Esse esmero visual se repete no filme inteiro harmoniosamente; ao contrário do anterior, não há efeitos de 1ª convivendo com outros meia-boca. Pena que o coração nem sempre esteve no lugar certo. Um bom exemplo foi a deliciosa referência sabor Harryhausen à primeira ameaça que Thor enfrentou nos quadrinhos - um legítimo kronan da raça de guerreiros de pedra que o loirão combateu em sua estreia, muito bem-feito e impressionante. Aquilo foi de encher de amor e ternura o coração fanboy, mas a conclusão incrivelmente abrupta foi como levar um fora via SMS com emoticon triste no final. Por ali já dava pra ver que o cineasta Alan Taylor (claramente um não-nerd), ao contrário de Joss Whedon (obviamente um nerd), não ia se render tão fácil ao doce prazer culpado de gastar alguns milhões do orçamento em uma sequência de porradaria-pela-porradaria igual aos quadrinhos.
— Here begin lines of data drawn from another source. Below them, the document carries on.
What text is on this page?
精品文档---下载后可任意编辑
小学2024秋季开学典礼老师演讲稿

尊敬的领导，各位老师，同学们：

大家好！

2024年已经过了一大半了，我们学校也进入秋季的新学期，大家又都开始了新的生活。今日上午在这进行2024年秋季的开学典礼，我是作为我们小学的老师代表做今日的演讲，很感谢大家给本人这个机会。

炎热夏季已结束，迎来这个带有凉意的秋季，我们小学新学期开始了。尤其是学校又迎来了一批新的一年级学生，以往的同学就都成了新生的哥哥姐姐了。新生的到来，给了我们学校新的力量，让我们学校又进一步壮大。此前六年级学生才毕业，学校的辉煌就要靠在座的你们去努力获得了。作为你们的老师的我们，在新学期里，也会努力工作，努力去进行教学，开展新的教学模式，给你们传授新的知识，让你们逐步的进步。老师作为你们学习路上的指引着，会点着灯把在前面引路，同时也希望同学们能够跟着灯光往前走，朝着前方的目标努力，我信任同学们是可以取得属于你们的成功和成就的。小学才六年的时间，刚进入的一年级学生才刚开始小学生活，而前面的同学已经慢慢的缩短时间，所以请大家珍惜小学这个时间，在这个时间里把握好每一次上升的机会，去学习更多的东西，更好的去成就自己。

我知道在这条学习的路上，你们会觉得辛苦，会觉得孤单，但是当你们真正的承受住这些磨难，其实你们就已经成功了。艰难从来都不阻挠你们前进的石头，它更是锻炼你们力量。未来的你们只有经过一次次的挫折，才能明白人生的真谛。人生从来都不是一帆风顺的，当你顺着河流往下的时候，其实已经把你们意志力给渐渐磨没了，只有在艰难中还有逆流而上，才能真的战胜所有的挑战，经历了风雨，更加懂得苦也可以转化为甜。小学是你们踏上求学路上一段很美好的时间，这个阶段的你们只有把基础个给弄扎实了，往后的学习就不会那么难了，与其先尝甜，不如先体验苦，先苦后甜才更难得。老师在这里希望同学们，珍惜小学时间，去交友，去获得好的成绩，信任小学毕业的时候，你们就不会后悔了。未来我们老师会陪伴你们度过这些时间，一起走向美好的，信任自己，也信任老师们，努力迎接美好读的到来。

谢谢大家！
Aliás, Taylor deixa seu DNA profissional bem impresso ao longo da trama, particularmente a experiência acumulada em séries de ponta. As conspirações, subtramas, dramas familiares e anti-heroísmo têm um pé fincado em Game of Thrones, Roma e Família Soprano, sempre para o melhor. Em contrapartida, o delivery escancarado pra mocinha boba suspirar alto denuncia os vários episódios que dirigiu em Sex and the City. Pela primeira vez as namoradinhas de plantão vão gostar de ter ficado até o fim dos créditos. E pela primeira vez, eles não.


O Malekith do ótimo Christopher Eccleston é mais sombrio e unidimensional que o dos quadrinhos, onde era um tipo manipulador e shapeshifter, Loki-like. Em compensação, era bem menos poderoso, então fica elas por elas. Kurse nos quadrinhos era mais legal, mas esteticamente impraticável num filme - podiam ao menos ter poupado aquela bobagem de guerreiros "kursed". Já Odin, está mais irascível e menos ponderado, o que é compreensível dadas as recentes guerras e turbulências familiares, enquanto a Frigga de Rene Russo finalmente tem algo a dizer e fazer, sendo vital para uma das reviravoltas da trama.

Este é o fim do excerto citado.